ひとつは、脛骨といって、これはスネの骨ですね。
いわゆる弁慶の泣き所です。
それともうひとつの骨は、その脛骨の外側、ふくらはぎのところにあります。
それが腓骨です。
この腓骨というのは、実は体を支えていません。
体を支えているのは脛骨で、腓骨はその横で体のバランスをとるために存在しています。
さて、話を足首の内反に戻しましょう。
腓骨がなぜ足首の内反に関係しているかというと、実はこの腓骨は、脚の外側に体重がかかることで、下にずれてくるのです。
腓骨の一番上は、膝の外側のわずかに下のところのグリグリしたところで、一番下は、外くるぶしです。
腓骨が下にずれることで、外くるぶしが下にずれます。
するとどうなるかというと、足首の骨を外側から押さえ付け、足首の骨を内側へとずらしてしまうのです。
ですから、足首の内反を直す場合は、足首だけを調整しようとしてもうまくいきません。
腓骨が外側からロックしていますから、まず、腓骨のズレを直し、足首の外側に余裕をもたせた上で足首を調整する必要があるのです。
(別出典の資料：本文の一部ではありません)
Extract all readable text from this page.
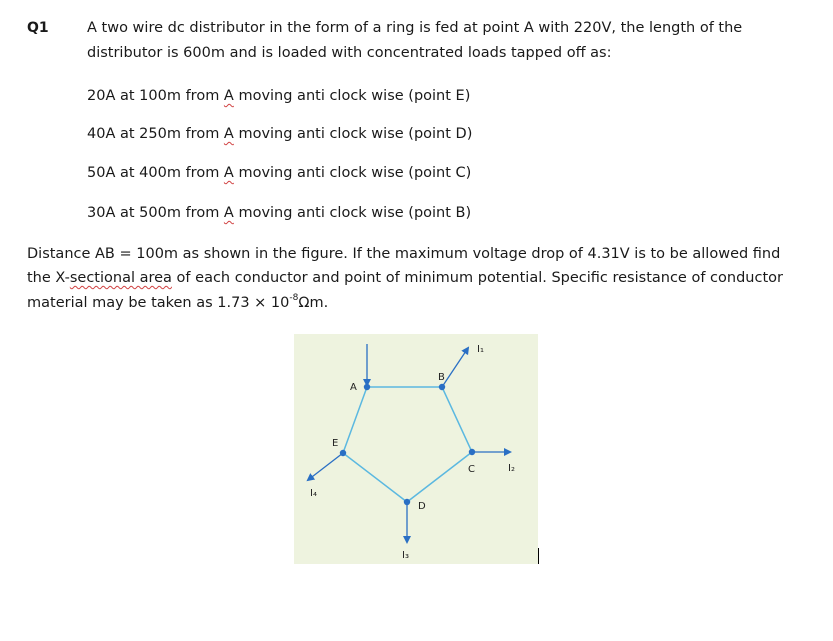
Q1	A two wire dc distributor in the form of a ring is fed at point A with 220V, the length of the
distributor is 600m and is loaded with concentrated loads tapped off as:
20A at 100m from A moving anti clock wise (point E)
40A at 250m from A moving anti clock wise (point D)
50A at 400m from A moving anti clock wise (point C)
30A at 500m from A moving anti clock wise (point B)
Distance AB = 100m as shown in the figure. If the maximum voltage drop of 4.31V is to be allowed find
the X-sectional area of each conductor and point of minimum potential. Specific resistance of conductor
material may be taken as $1.73 \times 10^{-8}\Omega m$.
A
B
C
D
E
I₁
I₂
I₃
I₄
というより、腓骨さえ矯正しておけば、足首の矯正はいらない場合も多いですが。
腓骨の矯正方法
腓骨の矯正の仕方をお教えします。
矯正を受ける方は、仰向けで寝るか、脚を伸ばした状態で、座ってください。
矯正する人は横に座り、腓骨の上端(膝の外側のわずかに下のグリグリ)と腓骨の下端(外くるぶし)をそれぞれ片手ずつで軽く押さえ、上方向(頭の方向)へ向かってわずかに力をいれます。
動かそうとして強い力をいれてはいけません。
上へ動かす意思で、ほんのわずかに力を入れるだけです。
この状態で1、2分じっとしていれば、腓骨が上に上がります。
矯正の前後で立っているときのバランスをチェックしてみてください。
足の小指側に体重がかかっている人は、この矯正で、足の親指側にも体重がかかるようになる場合が多いです。
足首の痛みについてまとめ
さて、ここまで、よくある足首の痛みについてお話ししてきました。
足首が痛くなる場所として多いのは、足首の前側と外側。
そしてその原因として多いのは、
- 足首が硬くなったり内反することで、前脛骨筋が硬くなっている場合
- 足首の内反によって、腓骨が下にズレてしまっている場合
がありました。
なにより足首が内反していることの影響が大きいですので、自分がそういう傾向にあると思われる方は、足元の重心を意識するようにするといいと思います。
以上、「足首の硬さと痛みの原因」でした。